ISLAMABAD: Despite higher import tariffs, petrol and high-speed diesel (HSD) prices are predicted to fall by roughly Rs15 and Rs9 per litre on May 15 as a result of a notable decline in the global market.
According to knowledgeable sources, during the past two weeks, the price of gasoline and HSD has decreased by approximately $8.7 and $4.3 per barrel, respectively, on the global market. The final inland freight equalization margin (IFEM) computation will determine how much petrol and HSD will cost per litre.

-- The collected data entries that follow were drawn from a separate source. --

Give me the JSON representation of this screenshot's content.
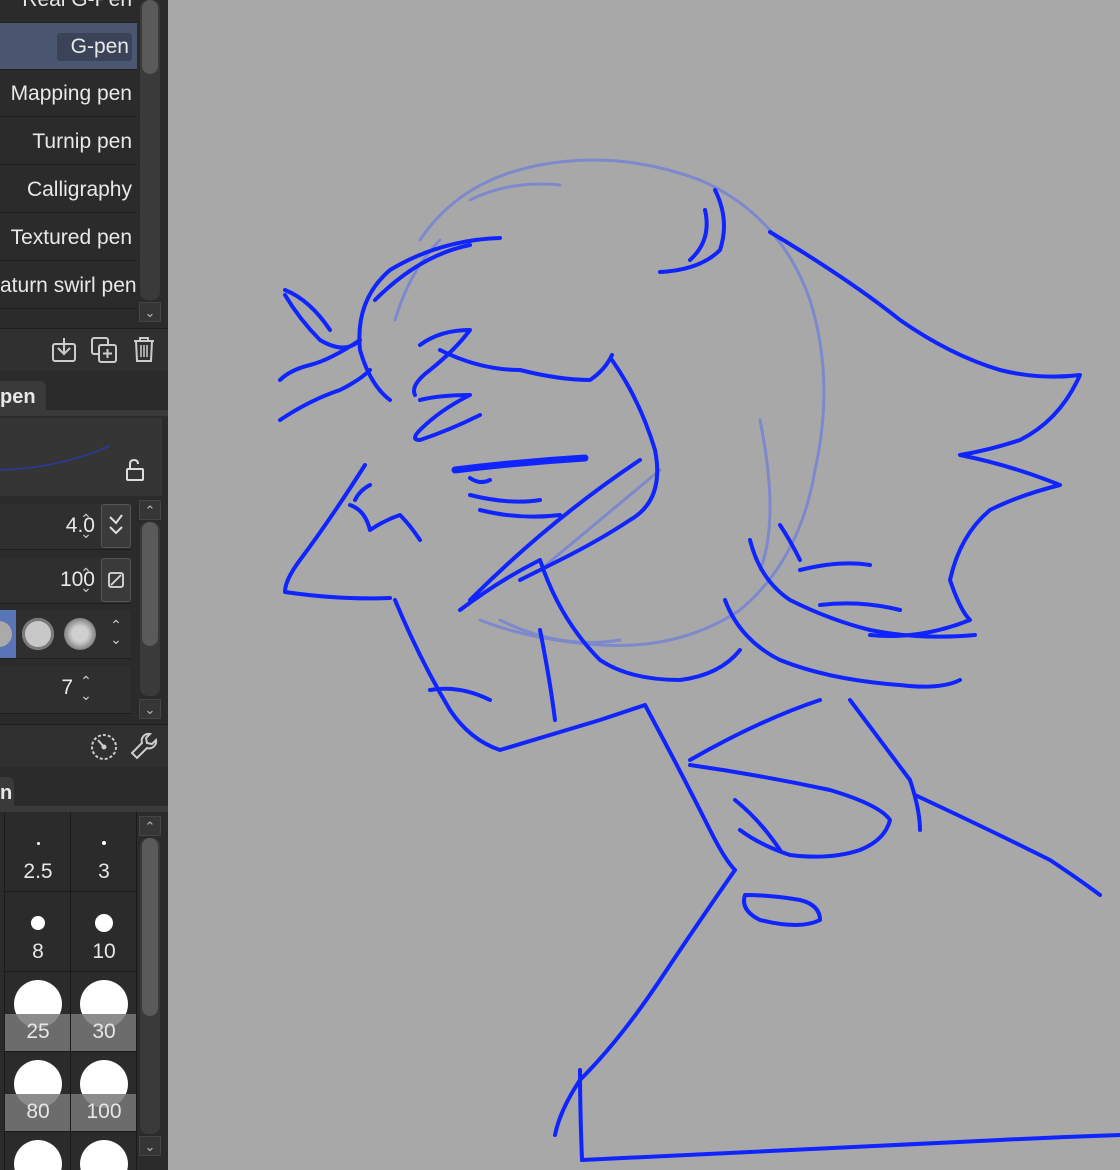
{
  "brushes": {
    "items": [
      {
        "label": "Real G-Pen"
      },
      {
        "label": "G-pen",
        "selected": true
      },
      {
        "label": "Mapping pen"
      },
      {
        "label": "Turnip pen"
      },
      {
        "label": "Calligraphy"
      },
      {
        "label": "Textured pen"
      },
      {
        "label": "aturn swirl pen"
      }
    ]
  },
  "tool_property": {
    "tab_label": "pen",
    "brush_size_value": "4.0",
    "opacity_value": "100",
    "stabilization_value": "7"
  },
  "brush_size_palette": {
    "tab_label": "n",
    "sizes": [
      "2.5",
      "3",
      "8",
      "10",
      "25",
      "30",
      "80",
      "100"
    ]
  },
  "colors": {
    "panel_bg": "#2b2b2b",
    "selected_item": "#4b5670",
    "canvas_bg": "#a8a8a8",
    "stroke_color": "#1a2cff"
  },
  "icons": [
    "chevron-down-icon",
    "import-icon",
    "duplicate-icon",
    "trash-icon",
    "unlock-icon",
    "sync-icon",
    "pressure-icon",
    "gauge-icon",
    "wrench-icon",
    "chevron-up-icon"
  ]
}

A reduction of Rs. 14.75 and Rs. 8.50, respectively, is predicted for petrol.
In the last two weeks, the import premium on gasoline rose by over 7% to $10.30 per barrel. Prior to April 30, it had fallen in two stages, from $13.50 per barrel in March to $9.60 per barrel. However, the rupee also appreciated against the dollar during the fortnight, moving from Rs278.65 to Rs278.45, or approximately 20 paise. The expected net effect is a drop in petrol prices of almost Rs15 per litre, from the current figure of Rs288.49.
In the global market, the price of HSD also decreased by almost $4.3 per barrel, while the benchmark Pakistan State Oil (PSO) continued to pay the same $6.50 import premium per barrel. Therefore, from the current rate of Rs281.96 per litre at the depot stage, the HSD rate was expected to be down by Rs8.50-9.40 per liter, subject to final exchange rate adjustment and IFEM in pricing.

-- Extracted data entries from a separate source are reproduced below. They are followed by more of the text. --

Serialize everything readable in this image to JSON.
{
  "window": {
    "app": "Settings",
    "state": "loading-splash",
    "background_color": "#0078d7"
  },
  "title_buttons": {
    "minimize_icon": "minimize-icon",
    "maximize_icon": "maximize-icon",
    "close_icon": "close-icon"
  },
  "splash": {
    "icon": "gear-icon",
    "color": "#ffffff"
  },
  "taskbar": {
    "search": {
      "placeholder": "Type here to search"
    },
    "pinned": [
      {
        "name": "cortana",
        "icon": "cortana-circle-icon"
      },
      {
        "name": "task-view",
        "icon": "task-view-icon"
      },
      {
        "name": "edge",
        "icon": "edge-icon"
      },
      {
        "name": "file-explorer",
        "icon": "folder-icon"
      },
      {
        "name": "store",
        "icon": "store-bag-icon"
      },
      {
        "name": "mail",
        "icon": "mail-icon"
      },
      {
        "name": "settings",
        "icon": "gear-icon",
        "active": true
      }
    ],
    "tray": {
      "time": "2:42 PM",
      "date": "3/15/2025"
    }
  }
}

According to officials, the price of gasoline on the global market fell to $88 per barrel from $96.6 per barrel earlier, while the price of hydrogen persisted at $93 from $97.5 per barrel.
With effect from May 1, the cost of gasoline and HSD decreased by Rs5.63 and Rs8.42 per litre, respectively.
The highest legal amount that can be charged on gasoline and HSD is Rs60 per litre, which has already been reached by the government. In the first nine months that ended on March 31, the government brought in Rs720 billion. The government had set a budget objective to collect Rs869bn as petroleum levy for the current fiscal year in accordance with the obligations made to the International Monetary Fund (IMF).
The main cause of the unparalleled inflation has been the high cost of power and petroleum. Gasoline is mostly utilized for personal transportation, compact cars, rickshaws, and two-wheelers, and its cost directly impacts the middle-class and lower-class budgets. However, because HSD is largely used in heavy-duty vehicles, trains, and agricultural engines such as trucks, buses, tractors, tube wells, and threshers, its price is thought to be very inflationary. In particular, it raises the cost of vegetables and other food items.
The governmental tax on gasoline and HSD is approximately Rs 82 per litre. The government charges Rs60 per litre PDL for both petroleum products, even though the general sales tax (GST) is nil on them.
However, it charges Rs. 50 per litre for 95RON gasoline, a high-octane mixing component. Additionally, the government levies a customs fee of roughly Rs. 19–20 per litre on gasoline and HSD.
The main sources of income are gasoline and HSD, which sell between 700,000 and 800,000 tonnes per month whereas kerosene demand is only 10,000 tonnes.